John Poole, Oulton St. John’s sexton and verger.

With her outstanding school record Effie became a pupil teacher. She started in 1892 by standing in for Amy Lee to look after the youngest children in Standard I. For two years from 1896 she was given a grant of £5 a year by the trustees of Webster’s Charity which supported apprentices of both sexes and widows living in Oulton and Woodlesford. This was probably whilst she was studying part time at a college in Leeds to obtain qualifications to become a full time teacher in the girls’ section at St. John’s. The 1896 award was signed off by Edmund Calverley of Oulton Hall and following his death the following year’s grant was approved by Arthur Irvin, the vicar at Woodlesford. At the age of 21 in 1901 Effie was listed in the census as an assistant mistress.
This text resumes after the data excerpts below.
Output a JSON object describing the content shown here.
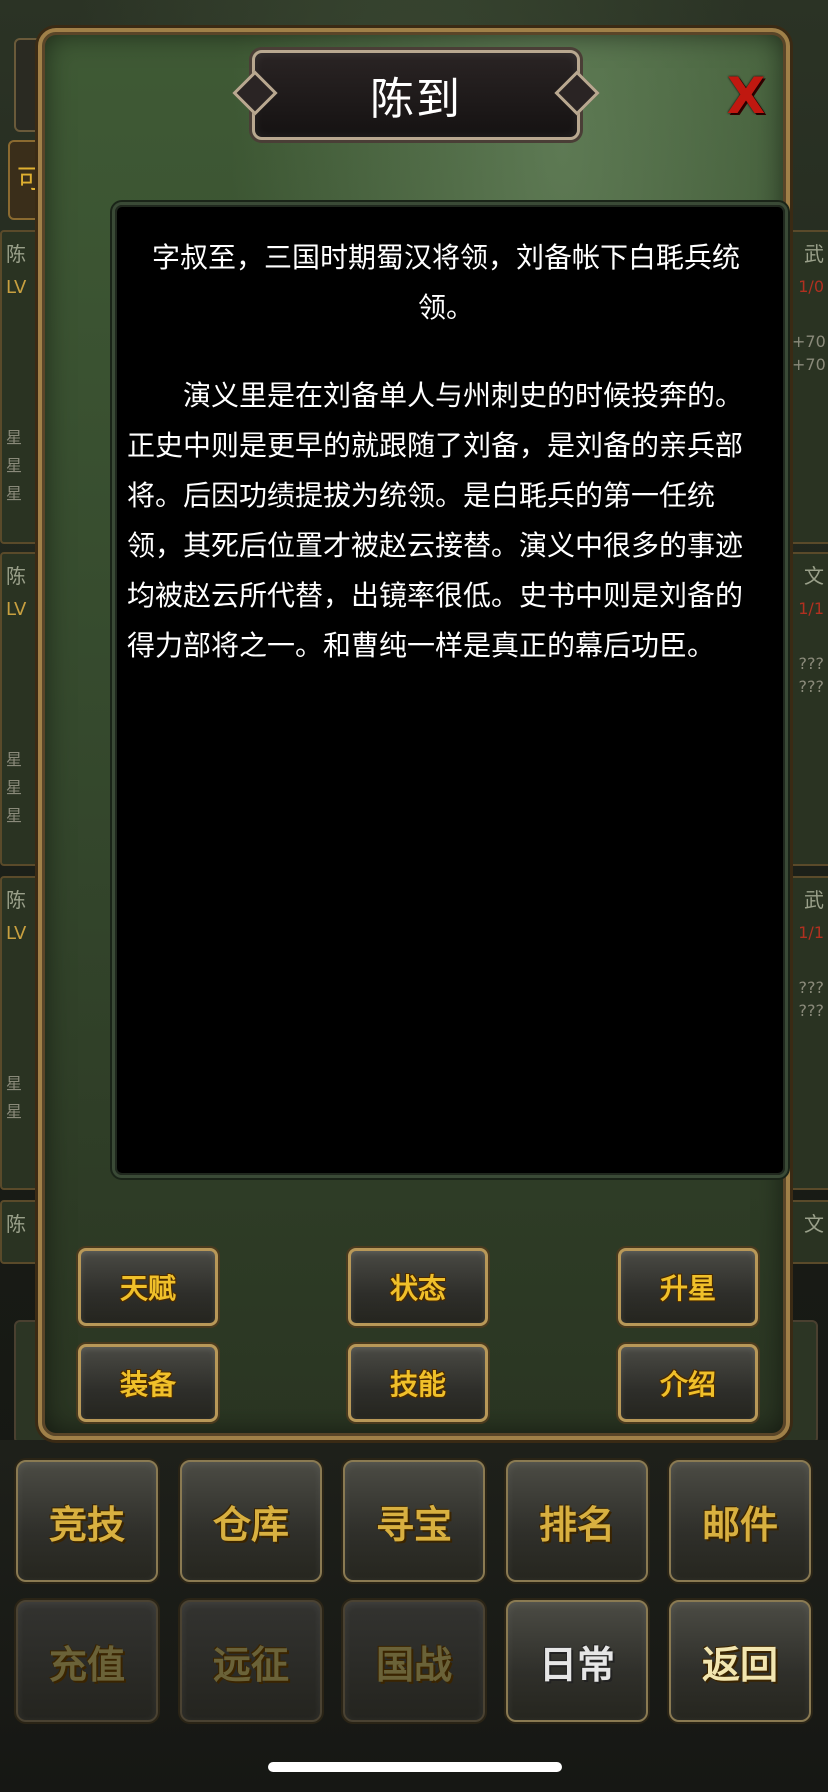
{
  "title": "陈到",
  "close_label": "X",
  "bio": [
    "字叔至，三国时期蜀汉将领，刘备帐下白毦兵统领。",
    "演义里是在刘备单人与州刺史的时候投奔的。正史中则是更早的就跟随了刘备，是刘备的亲兵部将。后因功绩提拔为统领。是白毦兵的第一任统领，其死后位置才被赵云接替。演义中很多的事迹均被赵云所代替，出镜率很低。史书中则是刘备的得力部将之一。和曹纯一样是真正的幕后功臣。"
  ],
  "panel_buttons": {
    "talent": "天赋",
    "status": "状态",
    "star_up": "升星",
    "equip": "装备",
    "skill": "技能",
    "intro": "介绍"
  },
  "menu": {
    "row1": [
      "竞技",
      "仓库",
      "寻宝",
      "排名",
      "邮件"
    ],
    "row2": [
      "充值",
      "远征",
      "国战",
      "日常",
      "返回"
    ]
  },
  "bg_cards": {
    "left_label": "陈",
    "left_lv": "LV",
    "left_star": "星",
    "right_labels": [
      "武",
      "文",
      "武",
      "文"
    ],
    "right_nums": [
      "1/0",
      "1/1",
      "1/1"
    ],
    "right_vals": [
      "+70",
      "+70",
      "???",
      "???",
      "???",
      "???"
    ],
    "top_btn2": "可"
  },
  "colors": {
    "panel_border": "#a08048",
    "button_text": "#f0c02a",
    "close": "#c01810"
  }
}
Effie had a younger brother, Thomas William, who was born towards the end of 1882 and baptised at Oulton church on 11 February 1883. He also benefited as an apprentice from Webster’s Charity receiving £2 5 shillings in 1899 for a suit, made by Oulton tailor John Walker,  and £1 5 shillings for leggings or socks. In the following two years he was given a £4 grant. Records show he emigrated to Canada in April 1904 on board the Allan Line’s steam ship Tunisian, a relatively new boat, built in Glasgow and launched in 1900. During World War I it housed prisoners of war at Ryde on the Isle of Wight.
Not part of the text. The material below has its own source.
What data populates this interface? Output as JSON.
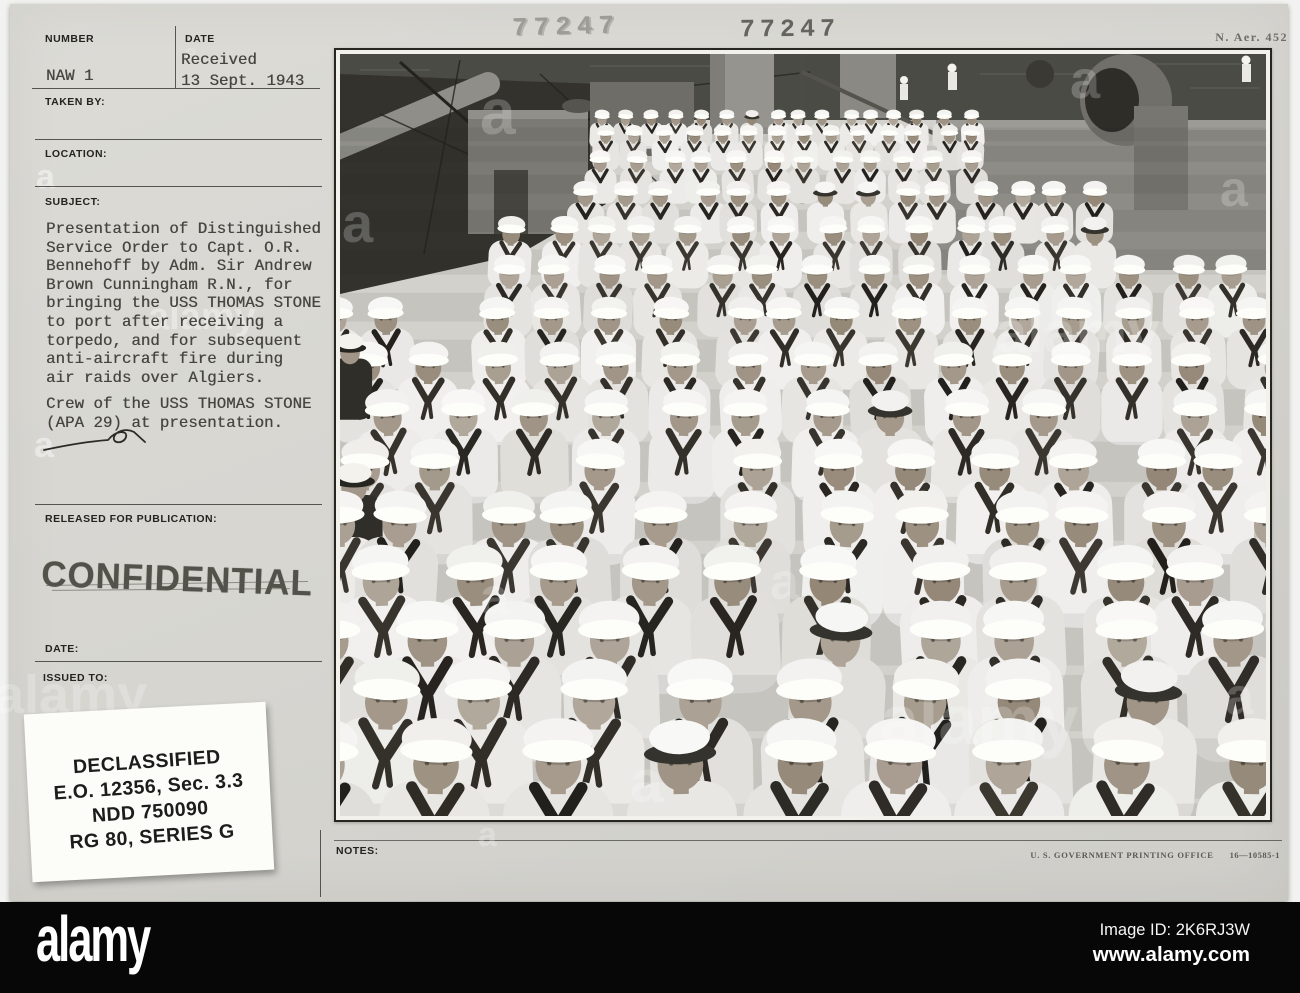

Thomas William Poole landed at Halifax in Nova Scotia and then made his way to Stratford in Ontario where he worked as a bricklayer and mason. It’s not clear when, but by 1911 he had travelled via Chicago and the Sant Fe railroad all the way across America to Pasadena near Los Angeles in California. There he declared his intention to become a United States citizen. One record indicates he died in Pasadena in 1916. 

Effie Poole’s family lived at 6 Leeds Road between the junction of Aberford Road and the Three Horse Shoes. The house, known as Parkside presumably becasue of its proximity to the Oulton Hall estate, was one of a row three cottages which were demolished in the 1960s to make way for road improvements and the creation of a dual carriageway.

In 1911 Effie didn’t have far to walk for her wedding at St. John’s to Arthur Mawson. She was 31 which was quite late for women to marry at that time. He was ten years older and worked at the brewery as a clerk. He had been born at New Wortley in Leeds, the son of a factory overlooker, but had been living on Claremont Street in Oulton since at least 1901.

One of the witnesses at the wedding was Effie’s auntie, Anne Huscroft Poole, who ran a carting agency in Oulton with her sister Emma from Porch Cottage near the New Masons’. The other witness was Arthur’s brother-in-law, John James Butterfield, a railway goods clerk in Bradford. Anne Huscroft Poole was even older than Effie when she got married at the age of 43 in 1912 to Thomas Gillard, a railway porter from Armley. Perhaps they met at Effie’s wedding reception?

The end gable of Effie Poole’s family home, Parkside, is just visible in this 1937 photo of boy’s playing cricket when Leeds Road was closed for repairs to the bridge over the Oulton beck.

Arthur and Effie Mawson’s first child, a son baptised Thomas was born in 1912 but he died when he was 20 years old in 1932. Their daughter, Ursula Mary, was born at 6 Leeds Road in 1914. She also became a teacher and married a teacher called Alec Robinson who was involved with local school football teams. Effie’s husband died in 1944. She and her family continued to worship at Oulton church and take part in the village’s social life until her death in 1963.